Abandon: Fall 2017 edition

As promised in my last post about teaching risk-averse students, I am going to again apply Simon’s ABC technique to last semester’s teaching. And since I taught two sections of my first-year seminar, I’ll focus on that.

First item on the “abandon” list: in-class peer review of student-designed games. Although I think the rubric that students use to evaluate classmate-designed games is good, they simply refuse to use it to provide honest feedback. I know that the majority of the students understand at least some of the principles reflected by the rubric because of the way they have analyzed the games in the final exam. In the classroom, though, they rate the games as perfect. A potential replacement for the peer review process — and this is really more of a “begin” item — is a short writing assignment after each round of game design in which they compare the game their team designed with another team’s game that they played in class.

Second thing to abandon: my organization of memo-writing assignments. I have assumed, incorrectly, that first-semester college students can grasp the purpose and format of a memo with minimal instruction on my part. After three separate iterations of the assignment, complete with an opportunity to rewrite each memo, I didn’t see significant improvement in the quality of students’ work, which was the same thing that happened in the course last year. A possible solution is to walk students step by step through the mechanics of writing a memo in class, so that by the end of the process they have in their hands a  document that they can submit for a “perfect” grade. But this would remove pretty much any opportunity for students to independently engage in creative thinking, which is another term for problem solving. More holding of students’ hands to protect them from anything they might find unpleasant. I’ll have to think more about how to better organize an assignment like this.

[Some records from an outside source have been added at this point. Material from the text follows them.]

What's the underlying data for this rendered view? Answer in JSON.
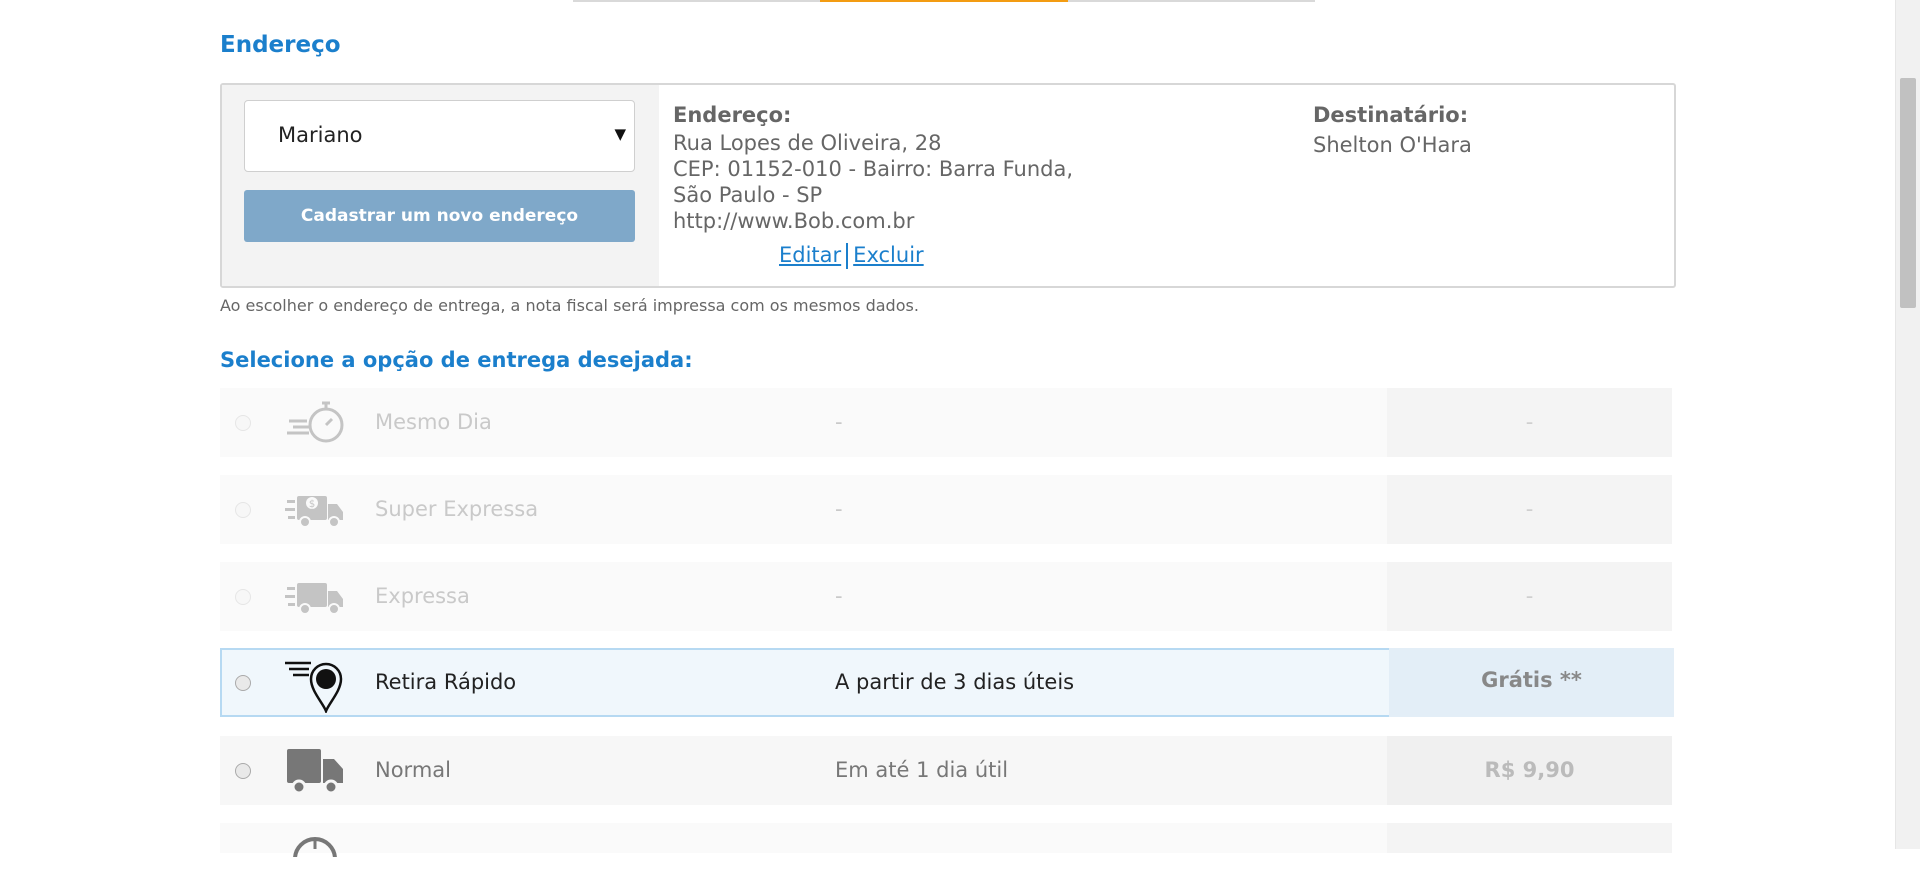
{
  "address_section": {
    "title": "Endereço",
    "selected_address": "Mariano",
    "new_address_button": "Cadastrar um novo endereço",
    "address_label": "Endereço:",
    "address_lines": [
      "Rua Lopes de Oliveira, 28",
      "CEP: 01152-010 - Bairro: Barra Funda,",
      "São Paulo - SP",
      "http://www.Bob.com.br"
    ],
    "edit_link": "Editar",
    "delete_link": "Excluir",
    "recipient_label": "Destinatário:",
    "recipient_name": "Shelton O'Hara",
    "note": "Ao escolher o endereço de entrega, a nota fiscal será impressa com os mesmos dados."
  },
  "shipping": {
    "title": "Selecione a opção de entrega desejada:",
    "options": [
      {
        "name": "Mesmo Dia",
        "time": "-",
        "price": "-",
        "icon": "stopwatch-icon",
        "enabled": false
      },
      {
        "name": "Super Expressa",
        "time": "-",
        "price": "-",
        "icon": "express-money-truck-icon",
        "enabled": false
      },
      {
        "name": "Expressa",
        "time": "-",
        "price": "-",
        "icon": "fast-truck-icon",
        "enabled": false
      },
      {
        "name": "Retira Rápido",
        "time": "A partir de 3 dias úteis",
        "price": "Grátis **",
        "icon": "pickup-location-pin-icon",
        "enabled": true,
        "highlighted": true
      },
      {
        "name": "Normal",
        "time": "Em até 1 dia útil",
        "price": "R$ 9,90",
        "icon": "truck-icon",
        "enabled": true
      }
    ]
  },
  "colors": {
    "accent": "#1b7fcc",
    "button": "#7fa8c9",
    "progress": "#f39c12"
  }
}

Third item on the list, which is speculative at this point: abandon the whole course. I’ve been teaching this first-year seminar since its inception four years ago, when it came into being through a revision to my university’s general education requirements. The developmental rationale for the course is not well-defined, and the learning outcomes associated with it are mostly not measurable. Valid data on how the course may be of benefit to students simply isn’t being collected, which means that it is really nothing but an empty three-credit curricular requirement. While I think the topic on which I have built the course is a good one, I am finding it less enjoyable to teach over time. And interaction with university administrators about aspects of teaching it have been less than satisfactory. So, if I have the opportunity in future fall semesters not to teach the course, I might take it.